# Fajita Pit on wheels I built



## Outcast

A friend of mine and I got together for a fun little tailgating project. Serves well for steaks, fajitas, etc Oh, and doubles as a good ole fashion firepit to hang by. Has a wood bar and an icechest holder for your beer....uh, I mean, cokes 

Just thought I would share one of our little projects 

Brice


----------



## ReelWork

Pretty slick little setup!


----------



## atcNick

Nice! 


-Nick


----------



## RB II

Sweet setup. I would add two swing away bar stools to each side of the table (not that you asked for advise). Very cool.


----------



## WoodDuck Wizard

Do you need fenders?


Sent from my iPhone using Tapatalk


----------



## flatsmaster14

HydraSports said:


> Sweet setup. I would add two swing away bar stools to each side of the table (not that you asked for advise).
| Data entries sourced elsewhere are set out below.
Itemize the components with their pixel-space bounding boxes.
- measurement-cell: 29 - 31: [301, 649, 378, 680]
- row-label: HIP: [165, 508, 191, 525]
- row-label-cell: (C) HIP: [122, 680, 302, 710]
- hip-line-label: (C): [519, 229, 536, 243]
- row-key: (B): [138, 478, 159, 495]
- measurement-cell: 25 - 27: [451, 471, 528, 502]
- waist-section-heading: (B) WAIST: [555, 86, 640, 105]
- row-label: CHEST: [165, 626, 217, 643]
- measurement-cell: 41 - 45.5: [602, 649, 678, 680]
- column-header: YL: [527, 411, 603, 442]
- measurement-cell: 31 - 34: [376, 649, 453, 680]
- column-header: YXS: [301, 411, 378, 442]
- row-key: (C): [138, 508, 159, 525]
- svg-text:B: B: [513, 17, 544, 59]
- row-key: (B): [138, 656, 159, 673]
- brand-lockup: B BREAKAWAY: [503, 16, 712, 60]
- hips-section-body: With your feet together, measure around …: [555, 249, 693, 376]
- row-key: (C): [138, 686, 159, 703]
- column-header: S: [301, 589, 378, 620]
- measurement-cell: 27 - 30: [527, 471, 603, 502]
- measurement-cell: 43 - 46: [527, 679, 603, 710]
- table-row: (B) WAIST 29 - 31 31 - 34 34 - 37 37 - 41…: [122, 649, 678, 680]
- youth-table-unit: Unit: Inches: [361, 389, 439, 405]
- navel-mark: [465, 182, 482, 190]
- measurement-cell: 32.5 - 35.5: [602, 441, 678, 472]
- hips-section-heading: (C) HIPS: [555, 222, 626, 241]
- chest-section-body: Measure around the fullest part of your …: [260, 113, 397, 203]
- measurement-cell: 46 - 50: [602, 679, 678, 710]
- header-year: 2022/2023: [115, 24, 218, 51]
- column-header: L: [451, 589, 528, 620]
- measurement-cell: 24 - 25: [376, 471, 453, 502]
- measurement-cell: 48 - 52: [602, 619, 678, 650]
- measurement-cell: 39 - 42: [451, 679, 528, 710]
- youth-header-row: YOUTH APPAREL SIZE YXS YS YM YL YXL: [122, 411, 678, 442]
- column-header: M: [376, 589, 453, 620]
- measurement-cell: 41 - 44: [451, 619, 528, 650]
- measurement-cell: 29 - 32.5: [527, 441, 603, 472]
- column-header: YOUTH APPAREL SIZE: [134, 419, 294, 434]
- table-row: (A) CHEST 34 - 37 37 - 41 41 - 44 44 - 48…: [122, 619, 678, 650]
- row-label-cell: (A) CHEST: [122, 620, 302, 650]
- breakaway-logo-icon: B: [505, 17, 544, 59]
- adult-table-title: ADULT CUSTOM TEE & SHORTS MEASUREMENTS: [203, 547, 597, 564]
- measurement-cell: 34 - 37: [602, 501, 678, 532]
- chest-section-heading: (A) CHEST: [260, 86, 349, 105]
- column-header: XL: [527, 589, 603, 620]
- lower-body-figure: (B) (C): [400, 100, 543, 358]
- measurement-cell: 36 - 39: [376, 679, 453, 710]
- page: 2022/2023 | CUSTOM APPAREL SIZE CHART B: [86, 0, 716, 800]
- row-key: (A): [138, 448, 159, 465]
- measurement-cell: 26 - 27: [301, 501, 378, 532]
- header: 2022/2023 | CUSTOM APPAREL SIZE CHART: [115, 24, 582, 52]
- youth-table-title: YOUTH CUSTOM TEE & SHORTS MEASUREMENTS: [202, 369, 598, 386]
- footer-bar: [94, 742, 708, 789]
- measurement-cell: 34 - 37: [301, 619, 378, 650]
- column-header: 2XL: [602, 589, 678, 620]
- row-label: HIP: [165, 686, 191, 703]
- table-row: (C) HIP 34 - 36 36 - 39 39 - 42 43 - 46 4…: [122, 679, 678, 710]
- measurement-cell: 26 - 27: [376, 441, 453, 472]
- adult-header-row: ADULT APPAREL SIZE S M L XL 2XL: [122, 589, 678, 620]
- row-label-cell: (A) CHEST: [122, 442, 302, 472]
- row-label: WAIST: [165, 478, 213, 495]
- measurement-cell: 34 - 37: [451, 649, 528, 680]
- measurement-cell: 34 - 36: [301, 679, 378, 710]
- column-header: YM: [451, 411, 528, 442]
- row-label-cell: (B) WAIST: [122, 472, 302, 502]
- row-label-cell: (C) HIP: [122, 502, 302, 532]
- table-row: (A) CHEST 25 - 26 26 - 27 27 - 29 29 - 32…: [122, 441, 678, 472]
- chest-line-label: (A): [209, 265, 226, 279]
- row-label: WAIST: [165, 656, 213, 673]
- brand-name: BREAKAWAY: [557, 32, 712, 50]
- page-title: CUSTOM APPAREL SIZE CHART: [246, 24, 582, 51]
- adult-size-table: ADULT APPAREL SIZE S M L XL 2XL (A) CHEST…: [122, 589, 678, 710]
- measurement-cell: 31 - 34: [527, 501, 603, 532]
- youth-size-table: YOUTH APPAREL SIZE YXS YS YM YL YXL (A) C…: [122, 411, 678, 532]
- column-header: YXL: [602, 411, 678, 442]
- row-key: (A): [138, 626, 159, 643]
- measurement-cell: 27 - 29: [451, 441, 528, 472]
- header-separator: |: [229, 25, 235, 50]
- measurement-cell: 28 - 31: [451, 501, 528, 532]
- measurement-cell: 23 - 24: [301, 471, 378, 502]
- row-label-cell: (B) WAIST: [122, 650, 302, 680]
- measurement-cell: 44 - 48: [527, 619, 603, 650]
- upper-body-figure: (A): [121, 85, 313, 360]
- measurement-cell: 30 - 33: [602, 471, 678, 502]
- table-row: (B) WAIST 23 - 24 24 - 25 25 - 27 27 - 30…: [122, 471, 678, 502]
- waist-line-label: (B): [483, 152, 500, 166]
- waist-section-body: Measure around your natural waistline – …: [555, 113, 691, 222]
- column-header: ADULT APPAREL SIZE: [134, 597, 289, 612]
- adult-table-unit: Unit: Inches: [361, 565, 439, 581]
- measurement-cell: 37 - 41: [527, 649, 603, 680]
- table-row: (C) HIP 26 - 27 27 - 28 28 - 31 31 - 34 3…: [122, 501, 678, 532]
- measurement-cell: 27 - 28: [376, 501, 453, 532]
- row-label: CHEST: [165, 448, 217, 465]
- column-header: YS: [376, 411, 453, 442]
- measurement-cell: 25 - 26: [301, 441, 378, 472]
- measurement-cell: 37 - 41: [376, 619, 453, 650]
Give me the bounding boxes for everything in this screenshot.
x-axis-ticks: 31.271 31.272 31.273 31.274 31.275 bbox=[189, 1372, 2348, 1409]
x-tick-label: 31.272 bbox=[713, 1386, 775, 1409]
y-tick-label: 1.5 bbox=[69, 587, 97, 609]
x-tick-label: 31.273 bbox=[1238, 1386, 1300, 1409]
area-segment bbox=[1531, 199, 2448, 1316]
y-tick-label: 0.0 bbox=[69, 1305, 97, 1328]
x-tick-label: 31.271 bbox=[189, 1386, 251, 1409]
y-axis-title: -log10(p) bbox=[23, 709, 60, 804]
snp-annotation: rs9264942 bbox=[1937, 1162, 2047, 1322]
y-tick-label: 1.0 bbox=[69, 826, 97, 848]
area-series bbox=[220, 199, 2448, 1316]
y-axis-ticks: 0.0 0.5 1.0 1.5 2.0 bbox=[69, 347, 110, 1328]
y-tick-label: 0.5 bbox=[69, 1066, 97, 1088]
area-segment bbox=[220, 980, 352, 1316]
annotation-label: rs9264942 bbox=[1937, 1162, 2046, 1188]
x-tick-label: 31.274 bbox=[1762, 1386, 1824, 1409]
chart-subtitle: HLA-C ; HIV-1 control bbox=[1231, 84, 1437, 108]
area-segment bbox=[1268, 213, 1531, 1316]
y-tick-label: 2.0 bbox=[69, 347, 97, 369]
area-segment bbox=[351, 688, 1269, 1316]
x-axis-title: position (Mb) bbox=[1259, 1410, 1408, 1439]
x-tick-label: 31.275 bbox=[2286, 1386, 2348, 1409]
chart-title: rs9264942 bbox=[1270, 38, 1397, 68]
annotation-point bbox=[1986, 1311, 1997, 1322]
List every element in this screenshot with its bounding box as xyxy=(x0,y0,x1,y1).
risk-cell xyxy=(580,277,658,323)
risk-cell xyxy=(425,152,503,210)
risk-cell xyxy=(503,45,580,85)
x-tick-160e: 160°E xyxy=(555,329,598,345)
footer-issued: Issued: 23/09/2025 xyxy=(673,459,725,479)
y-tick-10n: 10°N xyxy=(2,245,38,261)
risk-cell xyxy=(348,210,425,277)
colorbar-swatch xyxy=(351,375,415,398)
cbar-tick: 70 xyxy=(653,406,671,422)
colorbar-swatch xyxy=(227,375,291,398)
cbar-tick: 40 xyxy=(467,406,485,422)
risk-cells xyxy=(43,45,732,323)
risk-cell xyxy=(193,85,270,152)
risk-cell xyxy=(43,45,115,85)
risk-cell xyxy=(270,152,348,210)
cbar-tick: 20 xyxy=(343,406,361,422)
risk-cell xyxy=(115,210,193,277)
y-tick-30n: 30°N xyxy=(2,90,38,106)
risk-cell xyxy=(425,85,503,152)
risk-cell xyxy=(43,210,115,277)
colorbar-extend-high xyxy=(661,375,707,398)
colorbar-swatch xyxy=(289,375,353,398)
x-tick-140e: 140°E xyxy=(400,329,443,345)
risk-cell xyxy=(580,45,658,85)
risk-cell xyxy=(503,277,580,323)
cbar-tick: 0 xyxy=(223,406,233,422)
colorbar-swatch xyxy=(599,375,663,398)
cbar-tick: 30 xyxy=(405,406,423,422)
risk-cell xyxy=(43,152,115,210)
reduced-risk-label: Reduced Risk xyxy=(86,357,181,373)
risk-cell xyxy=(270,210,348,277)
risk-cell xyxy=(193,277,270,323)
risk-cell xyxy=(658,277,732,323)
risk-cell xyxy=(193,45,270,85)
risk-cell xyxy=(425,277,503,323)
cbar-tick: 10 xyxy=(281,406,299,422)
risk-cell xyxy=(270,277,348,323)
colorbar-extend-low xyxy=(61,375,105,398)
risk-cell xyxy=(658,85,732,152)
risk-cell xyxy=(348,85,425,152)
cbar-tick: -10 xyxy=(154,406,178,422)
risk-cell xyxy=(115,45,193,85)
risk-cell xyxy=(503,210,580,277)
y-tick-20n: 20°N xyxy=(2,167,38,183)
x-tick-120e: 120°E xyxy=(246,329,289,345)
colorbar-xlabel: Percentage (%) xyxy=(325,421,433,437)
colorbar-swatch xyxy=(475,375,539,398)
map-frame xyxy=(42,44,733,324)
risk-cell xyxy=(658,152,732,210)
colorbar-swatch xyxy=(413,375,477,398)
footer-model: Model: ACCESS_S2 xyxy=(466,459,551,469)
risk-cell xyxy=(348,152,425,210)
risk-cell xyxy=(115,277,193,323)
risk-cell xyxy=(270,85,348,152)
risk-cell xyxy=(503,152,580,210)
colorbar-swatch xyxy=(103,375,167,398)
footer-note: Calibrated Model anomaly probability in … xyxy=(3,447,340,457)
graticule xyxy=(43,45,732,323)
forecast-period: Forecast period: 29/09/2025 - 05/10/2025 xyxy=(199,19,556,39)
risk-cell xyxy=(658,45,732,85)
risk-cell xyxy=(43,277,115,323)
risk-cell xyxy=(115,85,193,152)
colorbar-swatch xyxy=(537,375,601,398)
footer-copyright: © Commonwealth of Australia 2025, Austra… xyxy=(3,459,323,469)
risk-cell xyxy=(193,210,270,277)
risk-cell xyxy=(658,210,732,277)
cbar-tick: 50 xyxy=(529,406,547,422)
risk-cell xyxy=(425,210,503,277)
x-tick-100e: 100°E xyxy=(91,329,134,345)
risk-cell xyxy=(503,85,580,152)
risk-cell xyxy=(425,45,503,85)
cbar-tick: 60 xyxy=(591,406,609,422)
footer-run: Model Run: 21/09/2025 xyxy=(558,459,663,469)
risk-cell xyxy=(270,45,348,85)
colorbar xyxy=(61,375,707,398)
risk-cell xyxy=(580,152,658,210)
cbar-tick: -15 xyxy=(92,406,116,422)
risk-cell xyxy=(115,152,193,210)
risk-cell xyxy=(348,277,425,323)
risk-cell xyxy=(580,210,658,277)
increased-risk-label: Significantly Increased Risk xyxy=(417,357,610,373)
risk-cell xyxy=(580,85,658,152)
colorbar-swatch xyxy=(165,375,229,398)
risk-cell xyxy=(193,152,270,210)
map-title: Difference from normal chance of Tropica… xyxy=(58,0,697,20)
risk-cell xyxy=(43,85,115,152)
Very cool.


X2 that would be cool


----------



## C.Hern5972

very cool set up Brice


----------



## mikereds

sweet set up......


----------



## cominahead

thats pretty kickass


----------



## saltwatersensations

Nice!!, but unless that cooler is for Dr.Peppers you dont plan on holding enough beer for this guy! :tongue:


----------



## Outcast

We actually thought of that but there was not enough room for 2 per side when they were swung in. I am building a second rig right now and may have room to do so. I also thought about having them telescope in/out with hitch pins like on your truck/trailer hitch.
I'll take all the suggestions you guys want to throw at me  It's metal and it can be cut/changed/welded no problem 

I'll post some pic of build #2 shortly. My friend and I bought enough material for two of these things so we could each have one...

Thanks for the input and compliments!

Brice



HydraSports said:


> Sweet setup. I would add two swing away bar stools to each side of the table (not that you asked for advise). Very cool.


----------



## kim e cooper

Very nice!!


----------



## vt_fish02

I would consider putting an orange reflective triangle or tape under your fire pit to keep some idiot from ruining your new tailgating rig...i wish i had one of those!


----------



## KINGFISHER71

Vert nice!


----------



## speckledred

Utilizing swing away structuring & hitch pins you could probably have up to 4 seats. Same process applies to the size of the ice chest holder considering a couple of folks mentioned that the cooler in the pics didn't hold enough cold bee... err ahh Dr. Pepper.


----------



## Law Dog

Nice!!


----------



## fangard

vt_fish02 said:


> I would consider putting an orange reflective triangle or tape under your fire pit to keep some idiot from ruining your new tailgating rig...i wish i had one of those!


From a street legal standpoint, it probably needs lights.


----------



## Conrad D

how much? I want one.


----------



## sawgrass

Thats pretty cool!


----------



## Pier Pressure

Looks good, I would add a gusset where the square tubing does the Z in the frame. One on each 90*. Just sayin'.


----------



## songogetme

Great idea! I think you need to add some springs or torsion bars because it will jump all over the road as is.


----------



## Justin_Smithey

That is pretty cool!


----------



## JFolm

Have an extra end cap laying around that I could have?


----------